Was it ever reasonable to expect the Coalition to change the position it had taken in government and switch to support the voice? Of course not. There was always a rational, reasonable conservative case against entrenching the voice in the constitution. In any event, oppositions do not generally support major government initiatives! And in this case you did not need an intensive study to work out that every instinct of the conservative or right wing of politics would be to oppose it.

And nowhere more so than in Queensland, where the abiding anxiety of the LNP is being outflanked on the right by Pauline Hanson.

The most that could have been achieved from the Coalition was a free vote – as John Howard had with the republic in 1999 and I had with same-sex marriage in 2017. And even in that scenario there would be many leading Coalition politicians on the no side.

There was never any prospect of the voice amendment receiving formal Coalition endorsement.

In 2017 the Labor opposition leader, Bill Shorten, was as pessimistic about the voice’s referendum prospects as I was. However, whether it was from a tactical or considered conviction, by the end of 2017 Shorten had changed his mind and Labor committed to support the voice as an achievable constitutional change.

In February 2018 Shorten proposed that a Labor government would legislate to establish a voice before moving to constitutional change. He said:

“In fact, I think it’ll be easier for a referendum to succeed and harder for a scare campaign to be run if we already have lived legislative experience of such a body.”
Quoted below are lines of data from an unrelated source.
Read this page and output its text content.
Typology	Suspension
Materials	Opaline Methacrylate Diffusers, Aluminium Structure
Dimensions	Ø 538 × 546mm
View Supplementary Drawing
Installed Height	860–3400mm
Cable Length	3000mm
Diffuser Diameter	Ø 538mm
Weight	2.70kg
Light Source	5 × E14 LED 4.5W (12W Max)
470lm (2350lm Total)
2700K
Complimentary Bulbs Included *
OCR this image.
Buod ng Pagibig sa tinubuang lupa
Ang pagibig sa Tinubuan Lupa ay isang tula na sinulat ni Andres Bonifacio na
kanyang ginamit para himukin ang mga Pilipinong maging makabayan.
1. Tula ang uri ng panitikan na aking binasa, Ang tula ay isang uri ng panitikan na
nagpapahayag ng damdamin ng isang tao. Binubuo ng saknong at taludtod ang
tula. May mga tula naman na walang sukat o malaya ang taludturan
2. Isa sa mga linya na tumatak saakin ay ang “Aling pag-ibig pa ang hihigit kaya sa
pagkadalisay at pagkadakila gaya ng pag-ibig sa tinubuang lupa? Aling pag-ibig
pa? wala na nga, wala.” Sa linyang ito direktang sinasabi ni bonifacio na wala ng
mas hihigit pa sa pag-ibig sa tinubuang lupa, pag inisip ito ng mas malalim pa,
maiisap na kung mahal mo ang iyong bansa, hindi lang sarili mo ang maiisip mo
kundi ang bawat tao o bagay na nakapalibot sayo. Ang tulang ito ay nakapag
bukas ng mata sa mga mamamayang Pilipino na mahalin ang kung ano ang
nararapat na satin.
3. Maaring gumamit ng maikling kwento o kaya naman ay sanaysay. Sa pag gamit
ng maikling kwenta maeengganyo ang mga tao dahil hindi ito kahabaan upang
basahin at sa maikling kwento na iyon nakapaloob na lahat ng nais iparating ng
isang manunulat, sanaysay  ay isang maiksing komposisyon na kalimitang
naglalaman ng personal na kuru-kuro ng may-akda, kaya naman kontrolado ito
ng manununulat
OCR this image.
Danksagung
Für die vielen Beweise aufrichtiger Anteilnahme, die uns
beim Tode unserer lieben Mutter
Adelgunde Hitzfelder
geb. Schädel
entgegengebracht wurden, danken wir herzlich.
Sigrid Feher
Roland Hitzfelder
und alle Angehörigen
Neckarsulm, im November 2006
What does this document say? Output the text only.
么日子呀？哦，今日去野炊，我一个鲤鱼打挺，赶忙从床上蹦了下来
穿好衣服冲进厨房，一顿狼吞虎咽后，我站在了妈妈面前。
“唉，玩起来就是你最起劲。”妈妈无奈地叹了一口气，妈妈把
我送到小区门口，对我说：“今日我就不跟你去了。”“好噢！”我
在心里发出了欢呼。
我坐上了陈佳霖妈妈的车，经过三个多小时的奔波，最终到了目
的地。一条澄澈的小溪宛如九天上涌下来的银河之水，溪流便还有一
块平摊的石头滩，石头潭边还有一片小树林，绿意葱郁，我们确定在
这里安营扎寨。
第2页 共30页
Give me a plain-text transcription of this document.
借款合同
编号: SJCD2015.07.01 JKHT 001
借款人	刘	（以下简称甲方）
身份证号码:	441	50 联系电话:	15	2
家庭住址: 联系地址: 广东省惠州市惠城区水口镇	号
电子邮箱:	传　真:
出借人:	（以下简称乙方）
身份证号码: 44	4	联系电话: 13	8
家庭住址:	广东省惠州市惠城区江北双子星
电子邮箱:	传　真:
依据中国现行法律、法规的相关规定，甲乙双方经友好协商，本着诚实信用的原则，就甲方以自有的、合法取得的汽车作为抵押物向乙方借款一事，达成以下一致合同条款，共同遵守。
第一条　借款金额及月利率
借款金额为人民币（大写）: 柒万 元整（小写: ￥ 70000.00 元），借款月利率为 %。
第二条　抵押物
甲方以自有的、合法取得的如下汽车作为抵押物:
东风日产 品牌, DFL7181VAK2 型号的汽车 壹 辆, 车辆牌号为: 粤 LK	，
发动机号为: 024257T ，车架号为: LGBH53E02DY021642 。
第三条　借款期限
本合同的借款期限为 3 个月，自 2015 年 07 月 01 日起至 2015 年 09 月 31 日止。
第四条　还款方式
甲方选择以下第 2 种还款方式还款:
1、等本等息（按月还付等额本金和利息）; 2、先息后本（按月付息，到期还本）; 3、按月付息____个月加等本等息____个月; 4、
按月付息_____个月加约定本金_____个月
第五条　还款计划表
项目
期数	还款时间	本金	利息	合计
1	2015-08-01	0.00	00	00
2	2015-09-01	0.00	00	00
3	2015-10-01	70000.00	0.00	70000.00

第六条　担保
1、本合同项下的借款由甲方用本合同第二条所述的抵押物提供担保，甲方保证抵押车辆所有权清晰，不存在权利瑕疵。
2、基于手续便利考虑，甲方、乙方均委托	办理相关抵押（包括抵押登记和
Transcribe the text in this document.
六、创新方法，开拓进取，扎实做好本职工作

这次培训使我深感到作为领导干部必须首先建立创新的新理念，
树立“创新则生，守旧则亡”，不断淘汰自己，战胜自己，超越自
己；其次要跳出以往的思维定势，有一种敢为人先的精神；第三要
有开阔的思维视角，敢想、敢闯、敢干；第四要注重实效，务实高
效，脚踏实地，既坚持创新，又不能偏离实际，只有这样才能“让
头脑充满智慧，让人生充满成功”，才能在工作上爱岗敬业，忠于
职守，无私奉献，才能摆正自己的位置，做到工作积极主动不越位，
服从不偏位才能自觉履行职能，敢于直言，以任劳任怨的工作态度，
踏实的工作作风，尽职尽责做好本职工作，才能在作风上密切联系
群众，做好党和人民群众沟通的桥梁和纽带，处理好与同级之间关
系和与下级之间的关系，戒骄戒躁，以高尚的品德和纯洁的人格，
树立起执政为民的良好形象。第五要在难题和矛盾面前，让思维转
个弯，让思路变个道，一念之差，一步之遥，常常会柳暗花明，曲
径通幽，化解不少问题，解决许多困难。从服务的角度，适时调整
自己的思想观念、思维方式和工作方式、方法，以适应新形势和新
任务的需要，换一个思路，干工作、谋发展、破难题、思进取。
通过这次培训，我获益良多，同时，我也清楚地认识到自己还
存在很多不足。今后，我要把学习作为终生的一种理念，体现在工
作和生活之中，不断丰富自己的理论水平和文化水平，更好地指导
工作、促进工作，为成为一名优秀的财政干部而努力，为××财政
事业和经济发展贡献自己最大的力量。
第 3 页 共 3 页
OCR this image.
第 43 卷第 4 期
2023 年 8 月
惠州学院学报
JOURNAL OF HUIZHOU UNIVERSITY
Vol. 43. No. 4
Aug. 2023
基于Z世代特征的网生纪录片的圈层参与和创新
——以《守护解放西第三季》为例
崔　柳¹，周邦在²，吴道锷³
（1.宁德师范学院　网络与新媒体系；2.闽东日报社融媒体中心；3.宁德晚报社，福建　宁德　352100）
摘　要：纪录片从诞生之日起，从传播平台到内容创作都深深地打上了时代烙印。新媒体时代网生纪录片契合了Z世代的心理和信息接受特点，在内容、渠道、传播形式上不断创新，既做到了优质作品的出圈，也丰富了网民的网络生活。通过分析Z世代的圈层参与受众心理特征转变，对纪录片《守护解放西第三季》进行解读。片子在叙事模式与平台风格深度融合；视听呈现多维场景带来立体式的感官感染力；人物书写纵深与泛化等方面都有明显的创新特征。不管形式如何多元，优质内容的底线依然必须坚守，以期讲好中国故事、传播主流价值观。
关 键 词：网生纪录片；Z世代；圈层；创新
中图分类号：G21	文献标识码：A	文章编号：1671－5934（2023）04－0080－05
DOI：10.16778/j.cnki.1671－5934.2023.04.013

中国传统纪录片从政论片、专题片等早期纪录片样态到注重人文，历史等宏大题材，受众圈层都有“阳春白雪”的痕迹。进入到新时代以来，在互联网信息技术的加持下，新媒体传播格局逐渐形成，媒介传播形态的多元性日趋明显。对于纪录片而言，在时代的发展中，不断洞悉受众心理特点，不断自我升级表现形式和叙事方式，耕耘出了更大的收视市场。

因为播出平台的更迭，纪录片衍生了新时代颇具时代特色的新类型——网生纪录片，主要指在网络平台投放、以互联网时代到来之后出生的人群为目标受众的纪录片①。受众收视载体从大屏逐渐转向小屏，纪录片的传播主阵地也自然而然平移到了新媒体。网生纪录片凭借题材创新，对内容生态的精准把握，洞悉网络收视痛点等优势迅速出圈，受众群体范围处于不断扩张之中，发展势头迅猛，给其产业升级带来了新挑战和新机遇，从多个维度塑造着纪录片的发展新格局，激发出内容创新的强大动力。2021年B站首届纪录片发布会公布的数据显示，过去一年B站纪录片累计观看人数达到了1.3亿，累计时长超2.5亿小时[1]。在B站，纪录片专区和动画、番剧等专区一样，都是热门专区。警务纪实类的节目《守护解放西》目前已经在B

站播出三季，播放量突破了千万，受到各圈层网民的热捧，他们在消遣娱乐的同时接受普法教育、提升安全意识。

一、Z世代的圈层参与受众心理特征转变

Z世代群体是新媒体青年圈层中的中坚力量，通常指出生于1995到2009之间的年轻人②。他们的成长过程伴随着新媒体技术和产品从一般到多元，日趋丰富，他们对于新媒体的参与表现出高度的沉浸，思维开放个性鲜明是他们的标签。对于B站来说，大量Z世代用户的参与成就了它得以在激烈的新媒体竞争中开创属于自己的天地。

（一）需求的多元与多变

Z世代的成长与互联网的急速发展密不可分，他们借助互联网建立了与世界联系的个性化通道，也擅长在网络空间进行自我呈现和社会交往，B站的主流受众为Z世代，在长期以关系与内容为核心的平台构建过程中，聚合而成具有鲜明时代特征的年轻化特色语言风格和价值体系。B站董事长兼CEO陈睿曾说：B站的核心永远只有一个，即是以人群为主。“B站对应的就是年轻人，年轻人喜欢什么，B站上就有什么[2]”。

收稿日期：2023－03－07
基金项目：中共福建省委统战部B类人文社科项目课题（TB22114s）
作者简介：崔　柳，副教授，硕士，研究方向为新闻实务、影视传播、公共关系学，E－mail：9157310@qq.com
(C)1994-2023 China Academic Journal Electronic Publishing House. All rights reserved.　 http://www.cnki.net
At the time this self-evident observation was largely unremarked. And it gave Labor some options. If the voice was set up and operated for a while and the prospects for constitutional entrenchment looked bleak, then a different form of constitutional recognition could be pursued. But you would still have a voice.

And most importantly, the no case in every referendum will argue “if you don’t know vote no”, it will exaggerate the risks of change. If the voice was not established the no case would have free rein to fill in the blank canvas with one frightening prospect after another.

At some point Labor decided not to legislate the voice first. In 2019 Shorten said:

“If we are elected as the next government of Australia, we intend to hold a referendum on this question in our first term, as our partners have asked us to do.”

This suggests the change was at the request of the Indigenous leadership and appears to be the first of several occasions when Labor agreed to go along with the Indigenous leadership on critical issues – such as whether the voice should be able to advise the executive government as well as parliament. We can understand why they did so. The whole object of this exercise was to respect the agency of Indigenous Australians.

I very much doubt establishing the voice first would have made the critical difference. After all, once established it may not have been successful or effective. And it would have meant any referendum would have to wait for a second, or even third term, given the time it would take to negotiate and legislate the form of the voice. But once it was set up, at least yes campaigners would have been able to point to an existing institution when they were asked what the voice would look like.

It is a perfectly good lawyer’s answer to say that parliament can be trusted to establish the voice, and you can point to other provisions of the constitution which give the parliament power to legislate on numerous subjects without spelling out what that legislation should say. But we live in a time when trust in politics and politicians is low. Nobody seemed to remember how effective the “you can’t trust politicians” campaign was against the 1999 proposal to have a president chosen by a two-third bipartisan majority of parliament.

As always the campaigns will be analysed and dissected in the greatest detail. But as is so often the case in politics, here there was one big mistake and then lots of smaller ones.

Albanese will be blamed for losing an unwinnable referendum, Dutton for opposing something he could never have supported.

Hope is inspiring, but unaccompanied with careful calculation it is danger’s comforter and more often a signpost to glorious defeat than a hardscrabble victory.